IMF predicts Australia to have world's second-highest inflation rate

Australia will have the second-highest rate of inflation in the world in the coming year, with the home loan industry playing its part in Australia's growth.



Predictions from the International Monetary Fund indicate that Australia will have the second-highest rate of inflation in the advanced world this year (after Norway), with prices expected to rise by 2.1%.

That increase can be compared with the 0.7% average price rise expected across the advanced world (double the rate of inflation for 2015). Australia has achieved economic growth at a rate of 3%, bucking international trends, partly down to underlying inflation and benchmark interest rates of 2%.

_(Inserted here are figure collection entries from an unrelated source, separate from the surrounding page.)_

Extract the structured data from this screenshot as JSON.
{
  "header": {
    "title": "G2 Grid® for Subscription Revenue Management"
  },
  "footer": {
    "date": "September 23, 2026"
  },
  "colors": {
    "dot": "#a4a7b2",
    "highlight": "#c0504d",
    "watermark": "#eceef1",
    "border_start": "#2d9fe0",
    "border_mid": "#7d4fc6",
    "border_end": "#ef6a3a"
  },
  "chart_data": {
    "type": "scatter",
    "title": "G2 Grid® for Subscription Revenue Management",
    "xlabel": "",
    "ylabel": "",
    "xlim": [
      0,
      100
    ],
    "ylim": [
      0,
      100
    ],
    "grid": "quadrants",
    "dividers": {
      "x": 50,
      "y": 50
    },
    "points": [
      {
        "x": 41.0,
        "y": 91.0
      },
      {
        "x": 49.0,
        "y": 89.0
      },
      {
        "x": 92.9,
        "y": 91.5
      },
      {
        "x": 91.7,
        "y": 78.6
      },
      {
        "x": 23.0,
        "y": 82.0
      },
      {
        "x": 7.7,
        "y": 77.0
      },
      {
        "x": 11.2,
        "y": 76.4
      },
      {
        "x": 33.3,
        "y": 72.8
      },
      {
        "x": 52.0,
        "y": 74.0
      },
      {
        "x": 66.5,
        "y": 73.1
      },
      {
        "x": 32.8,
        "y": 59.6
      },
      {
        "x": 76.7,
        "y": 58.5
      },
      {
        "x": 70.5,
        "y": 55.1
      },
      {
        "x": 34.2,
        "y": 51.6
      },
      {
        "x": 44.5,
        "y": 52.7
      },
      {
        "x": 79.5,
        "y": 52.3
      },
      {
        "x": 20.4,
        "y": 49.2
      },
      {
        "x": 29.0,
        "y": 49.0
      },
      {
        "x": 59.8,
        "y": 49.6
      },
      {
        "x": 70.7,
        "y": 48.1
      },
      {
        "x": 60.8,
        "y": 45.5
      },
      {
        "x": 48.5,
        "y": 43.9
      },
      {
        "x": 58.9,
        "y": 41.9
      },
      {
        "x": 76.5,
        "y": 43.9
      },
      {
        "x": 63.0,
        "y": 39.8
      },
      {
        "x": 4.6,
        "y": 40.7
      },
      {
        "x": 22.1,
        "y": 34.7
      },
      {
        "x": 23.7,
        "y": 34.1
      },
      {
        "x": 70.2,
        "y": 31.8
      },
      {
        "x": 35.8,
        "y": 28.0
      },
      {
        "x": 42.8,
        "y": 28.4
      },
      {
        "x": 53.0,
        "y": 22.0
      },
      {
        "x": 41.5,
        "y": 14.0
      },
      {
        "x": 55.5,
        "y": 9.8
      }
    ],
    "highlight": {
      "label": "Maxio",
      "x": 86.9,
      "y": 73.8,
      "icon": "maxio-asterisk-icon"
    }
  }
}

Commentators had suggested that a fall in the rate of inflation could trigger a further reduction in interest rates from the RBA, yet that is now unlikely following the IMF’s projections. Even if inflation were to fall, such cuts in rates appear to be off the table in the wake of RBA governor Glenn Stevens’ comments last week that “we are reaching the limits of monetary policy”.

When asked by Australian Broker how the IMF’s forecast relates to the home loan market, Martin North of Digital Finance Analytics said that higher mortgage repayments are a strong influence on rates of inflation.

“Inflation is calculated from a basket of goods and services including property (mortgage repayments and rents),” said North. “In fact, mortgage repayments have been growing because the average mortgage has been getting bigger in the past few years, despite record low rates. However, since banks have been forced to strengthen lending standards we have noted a fall in the average size of new loans – flowing through to lower repayments, so lower inflation metrics.”

The record low rates will sustain demand for property and growth in home prices, says North, which is good news for brokers. However, he warns that static levels of income may “act as a brake on strong home price growth”.

“Household debt has never been higher,” said North, “and this continues to stoke inflation. No problem, so long as employment rates and interest rates stay put. If either were to rise - unlikely in my view - all bets are off. I also do not expect rates to fall further unless there is an external shock.”